Hoje em dia, diz Ratzinger, “quando ouço as críticas ao cristianismo pela destruição da identidade cultural de um local, invadido por valores europeus, percebo como as argumentações são semelhantes, e muitas frases floreadas me soam familiares” [5]. E soam familiares porque se trata das mesmas ideias, embora estejam com um novo verniz.
Por trás de todo esse ecologismo, esse igualitarismo, esse neopaganismo, existe um desprezo diabólico por Deus e pelo homem. Existe, no fundo, um desejo de poder, de dominação irresponsável, incrédula, que precisa destronar o verdadeiro Deus para colocar-se a si mesmo no lugar, como Scar fez no filme “O Rei Leão”. E precisa matar os herdeiros, e matá-los já no ventre. Aliás, a cena em que Scar planeja o assassinato de Mufasa e de Simba foi toda inspirada nas marchas nazifascistas. Ele queria a “nova era”.

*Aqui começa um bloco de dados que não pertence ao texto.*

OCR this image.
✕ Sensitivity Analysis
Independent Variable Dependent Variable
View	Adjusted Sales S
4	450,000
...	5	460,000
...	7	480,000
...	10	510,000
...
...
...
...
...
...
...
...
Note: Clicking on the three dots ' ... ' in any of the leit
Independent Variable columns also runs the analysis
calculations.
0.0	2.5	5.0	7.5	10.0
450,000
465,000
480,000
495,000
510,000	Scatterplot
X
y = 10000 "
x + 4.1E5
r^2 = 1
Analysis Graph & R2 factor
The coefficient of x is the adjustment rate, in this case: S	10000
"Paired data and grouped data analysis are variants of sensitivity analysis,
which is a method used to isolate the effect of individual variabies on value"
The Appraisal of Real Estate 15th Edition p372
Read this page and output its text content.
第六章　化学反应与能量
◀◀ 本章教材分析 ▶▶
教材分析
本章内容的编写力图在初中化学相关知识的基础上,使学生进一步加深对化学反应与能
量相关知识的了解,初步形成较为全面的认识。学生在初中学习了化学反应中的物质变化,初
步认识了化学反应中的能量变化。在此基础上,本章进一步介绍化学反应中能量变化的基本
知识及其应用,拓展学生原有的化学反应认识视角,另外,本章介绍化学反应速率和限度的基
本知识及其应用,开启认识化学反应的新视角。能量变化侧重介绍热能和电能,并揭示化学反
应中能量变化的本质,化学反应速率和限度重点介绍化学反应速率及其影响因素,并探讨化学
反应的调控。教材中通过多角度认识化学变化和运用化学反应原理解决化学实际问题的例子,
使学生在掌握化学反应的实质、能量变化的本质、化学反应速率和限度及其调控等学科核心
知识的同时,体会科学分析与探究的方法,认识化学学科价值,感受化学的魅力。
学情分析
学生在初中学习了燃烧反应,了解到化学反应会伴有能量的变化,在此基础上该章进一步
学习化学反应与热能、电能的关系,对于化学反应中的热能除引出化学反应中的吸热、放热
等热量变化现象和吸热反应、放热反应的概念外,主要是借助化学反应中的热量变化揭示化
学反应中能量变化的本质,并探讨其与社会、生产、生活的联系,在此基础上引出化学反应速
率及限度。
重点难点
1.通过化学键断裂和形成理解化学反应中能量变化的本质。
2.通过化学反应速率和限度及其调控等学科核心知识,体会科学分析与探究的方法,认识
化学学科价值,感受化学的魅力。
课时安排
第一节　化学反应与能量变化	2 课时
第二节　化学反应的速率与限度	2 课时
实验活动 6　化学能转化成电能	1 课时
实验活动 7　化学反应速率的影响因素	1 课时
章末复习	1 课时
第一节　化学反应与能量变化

Mas o rei verdadeiro deve regressar. E aqui está o papel profético dos católicos, de todos os cristãos. Nós, como o “sacerdote” Rafki, devemos despertar as consciências dos homens, trazendo-os de volta à dignidade de batizados, de filhos de Deus, e, ao mesmo tempo, denunciando toda essa artimanha contra a vida, toda essa cultura da morte, que tolhe a existência humana desde a sua base. “Reconhece, ó cristão, a tua dignidade”, dizia São Leão Magno [6]. Somente desse modo o “delicado equilíbrio” da natureza pode ser verdadeiramente salvo, somente assim os leões africanos terão seu habitat protegido.
Somente quando o homem, filho de Deus, assumir a sua vocação e respeitar a dignidade de todos os seus irmãos homens, desde o feto até o ancião, é que haverá uma verdadeira ecologia.